Inside Airbnb is a website that trawls the internet for Airbnb data and collates it (the giant global accommodation booking company claims inaccurately) and Inside Airbnb puts the number of “entire homes” (as opposed to a spare bedroom for example) being listed in the city at around 5300. As recently as this weekend, The Times was reporting that Inside Airbnb data recorded one listing for every four residential properties in the hotspot EH2 Old Town postcode. Arguments may rage over the accuracy of the data, but what is undeniable is that the numbers have grown exponentially in recent years. While specific data to confirm incidents of anti-social behaviour linked to short-term lets is almost impossible to find, in some parts of the city there has been considerable anecdotal evidence.
The critical problem of the shortage of housing, and especially affordable housing, in the city helps drive high selling prices and high rents and makes it all but impossible for many to access a safe, warm, dry home. A key commitment in the “City Plan 2030” is the identification of more than 100 sites to be used to build 37,000 new homes, with 20,000 of those affordable, by the end of the decade. That is an indication of the scale of the problem which needs to be fixed after years of failure to hit housing targets, and an Edinburgh Housing Summit held at the Scottish Parliament agreed that a big increase in funding will be needed to deliver the housing targets – in fact an increase of hundreds of millions of pounds.
Meantime the council’s policy on short term lets is so draconian, the sector says, that they are in danger of driving out the better operators. They are voting with their feet, and a list of short-term let operators who pay business rates in the city has reduced from around 1500 to around 1250 in recent weeks. And businesses support vital jobs.
TACKLING THE HOUSING SHORTAGE IS THE KEY
Also it has hardly gone under the radar or unreported that the council gained £3m from leasing a chunk of its own Old Town property to a luxury self-catering aparthotel at the same time that it is clamping down on smaller operators and trying to increase affordable housing stock. The “optics,” as they say, were not good.
Meantime Edinburgh, with the most expensive houses and highest rents in Scotland, has between 4000 and 5000 households living in temporary accommodation. Campaigners like the tenants’ union Living Rents maintain that Inside Airbnb data which indicates there are more than 5000 “entire homes” in the city available for short-term let could be used to house all the displaced households. The argument goes that if these short term lets were brought back into the housing stock, it would at least help ease some of the pressure.
Mike Williamson, a member of Living Rents, said: “I’m not interested in so-called party-flats. For me it’s all about the housing shortage and taking complete homes out of the potential housing stock. That’s why our slogan is ‘Homes Not Holiday Lets.’ I don’t care about people letting a bedroom, or for that matter their whole house when they go away on holiday, that’s fine.
“For me it is all about the shortage of housing that is driving high rents and high prices in Edinburgh that is making it almost impossible for a lot of people to get a home, and I believe bringing these entire homes away from being run as businesses and back into the housing stock would help.”

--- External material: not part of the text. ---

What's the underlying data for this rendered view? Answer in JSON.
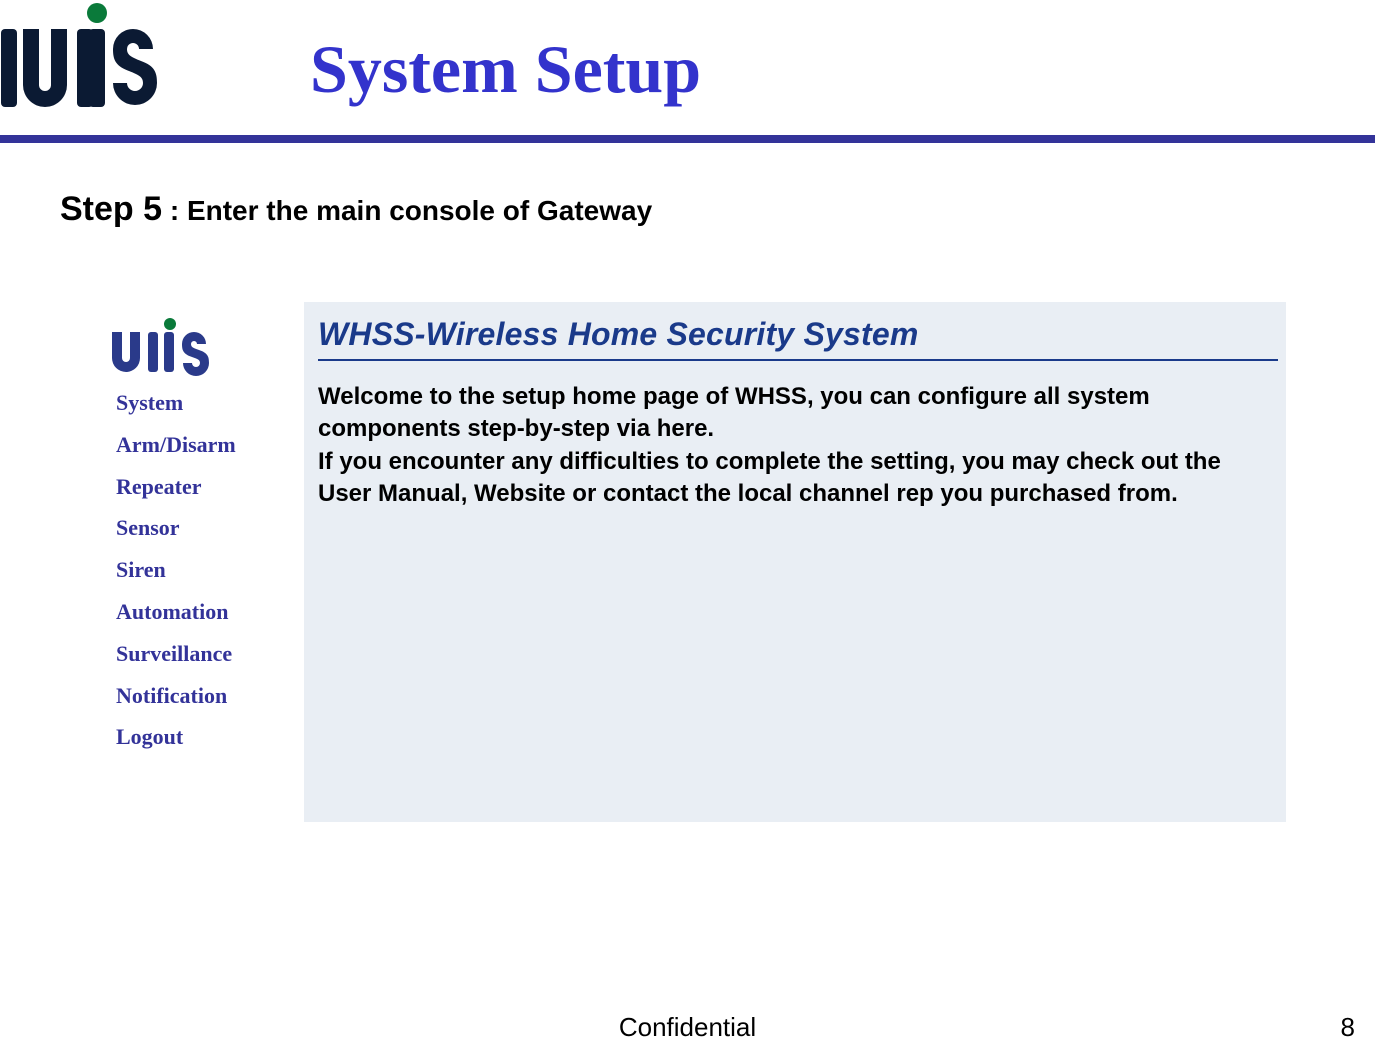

Positions have become entrenched, language often inflammatory and aggressive. Perhaps the Council’s planned review affords an opportunity to engage in a calm and constructive spirit. This is, after all, an administration that promises to “reset the relationship” with business. Deliver a licensing system which meets the needs of our city and our citizens, and it is a win-win. As Britain’s greatest political leader, Sir Winston Churchill, said: “Better to jaw-jaw than war, war.”